The indemnity was provided for actions taken by the Bank from 14 October 2008 for a period of two months. The Bank paid an indemnity fee of 170bps to the Treasury on borrowings it guaranteed. The total use of ELA across both banks was £61.6 billion on 17 October. The peak of the indemnity was £18.1 billion on 27 October. Treasury received fees totalling £18.9 million for this indemnity. This was recognised as “other dividends and interest” income which is payable to the consolidated fund in the 2008-09 resource accounts. The amount was not separately identified, but included within the total other dividends and interest income balance of £866.7 million disclosed in note 9, page 201 of the resource accounts.

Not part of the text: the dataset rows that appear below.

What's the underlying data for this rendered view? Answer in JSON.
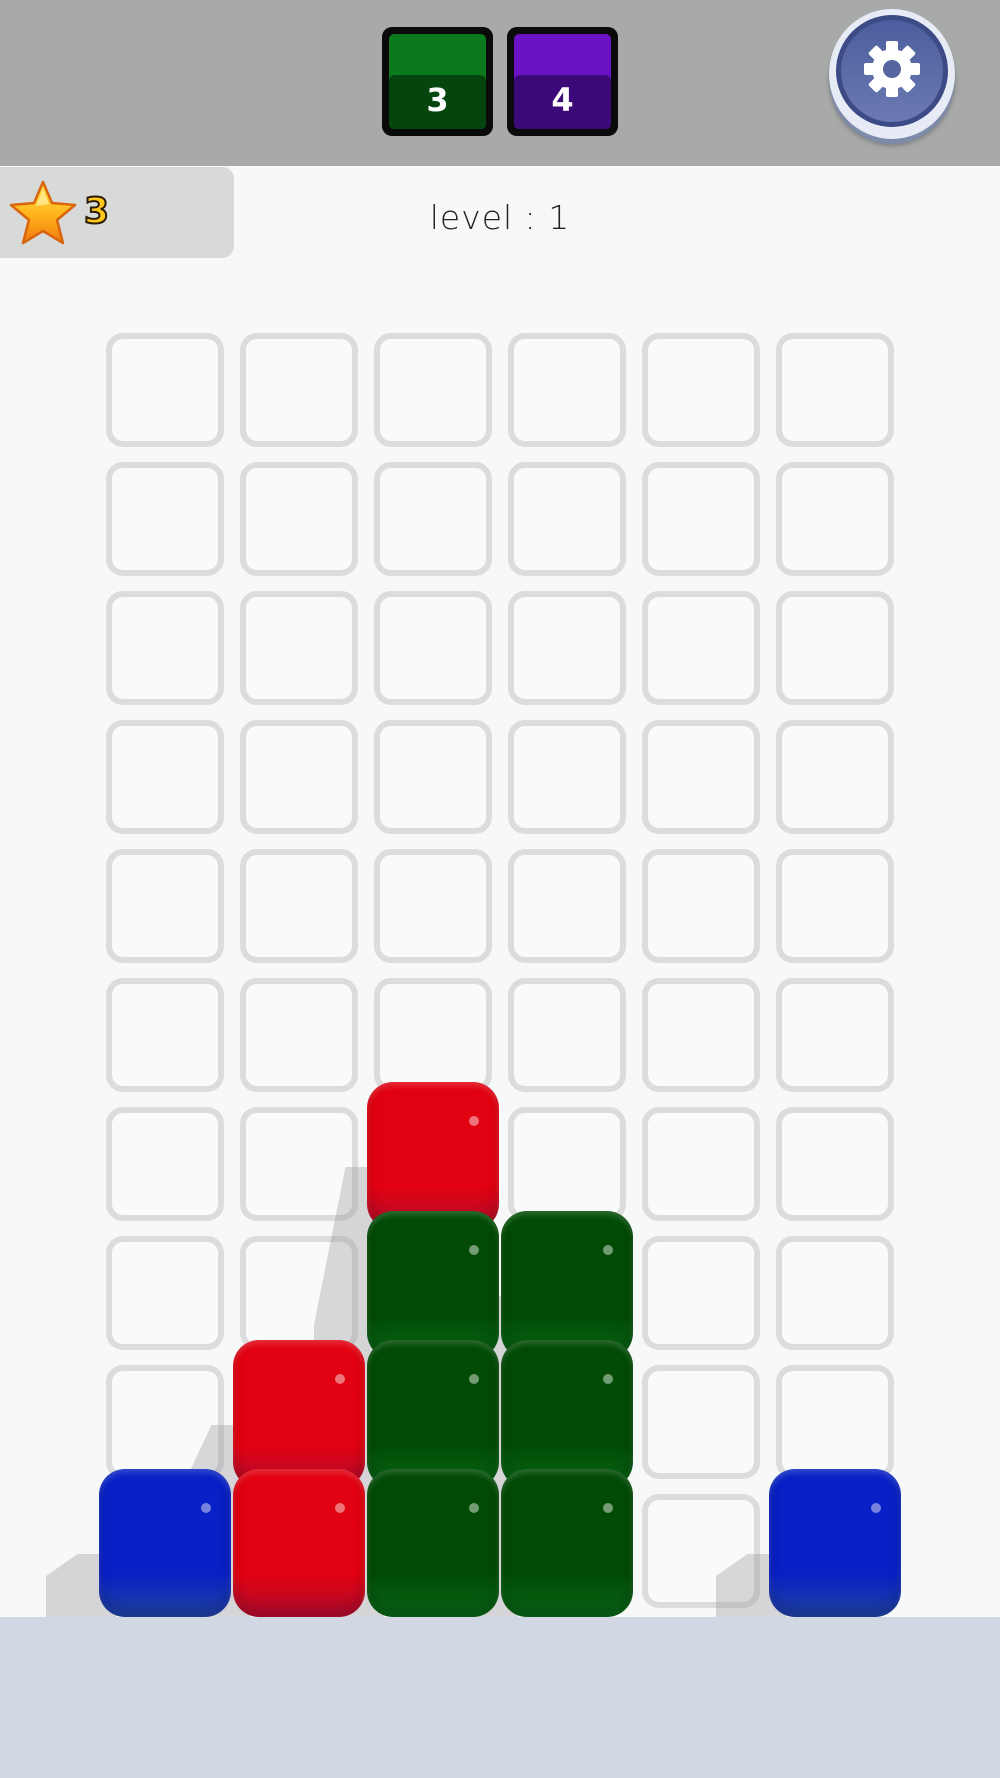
{
  "goals": [
    {
      "count": "3",
      "color": "#0a7a1c",
      "dark": "#05460f"
    },
    {
      "count": "4",
      "color": "#6a12c4",
      "dark": "#3b0a78"
    }
  ],
  "score": {
    "value": "3"
  },
  "level_text": "level : 1",
  "board": {
    "columns": 6,
    "rows": 10
  },
  "blocks": [
    {
      "col": 0,
      "row": 9,
      "color": "blue"
    },
    {
      "col": 1,
      "row": 9,
      "color": "red"
    },
    {
      "col": 1,
      "row": 8,
      "color": "red"
    },
    {
      "col": 2,
      "row": 9,
      "color": "green"
    },
    {
      "col": 2,
      "row": 8,
      "color": "green"
    },
    {
      "col": 2,
      "row": 7,
      "color": "green"
    },
    {
      "col": 2,
      "row": 6,
      "color": "red"
    },
    {
      "col": 3,
      "row": 9,
      "color": "green"
    },
    {
      "col": 3,
      "row": 8,
      "color": "green"
    },
    {
      "col": 3,
      "row": 7,
      "color": "green"
    },
    {
      "col": 5,
      "row": 9,
      "color": "blue"
    }
  ],
  "palette": {
    "red": "#f0103f",
    "green": "#0c8a1e",
    "blue": "#2c5ae0"
  },
  "icons": {
    "settings": "gear-icon",
    "score": "star-icon"
  }
}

The Bank’s assessment at that time was that it was vital that its ELA operations remained confidential, and that any disclosure or leak of the operations would seriously jeopardise the financial stability of the system as a whole. I shared this assessment. I also judged that the risk to public resources was low given the quality of the collateral received by the Bank. Having carefully considered the case for disclosure of the of the prevailing circumstances, would not be in the public interest.

The Bank no longer considers it necessary for the assistance to remain confidential. I also share that judgment. Market conditions have improved considerably, and the disclosure by Lloyds Banking Group in their recent prospectus of the current aggregate amount of support it has received from the authorities has not destabilised to the markets. In the light of those developments, I now consider that the balance of the public interest is in disclosure.

I remain of the view that the Bank of England must be allowed to provide assistance to financial institutions on a confidential basis as financial stability may require.

I have written to the Chairs of the Treasury Committee and the Public Accounts Committee on this matter and a copy of these letters has been placed in the Libraries of both Houses.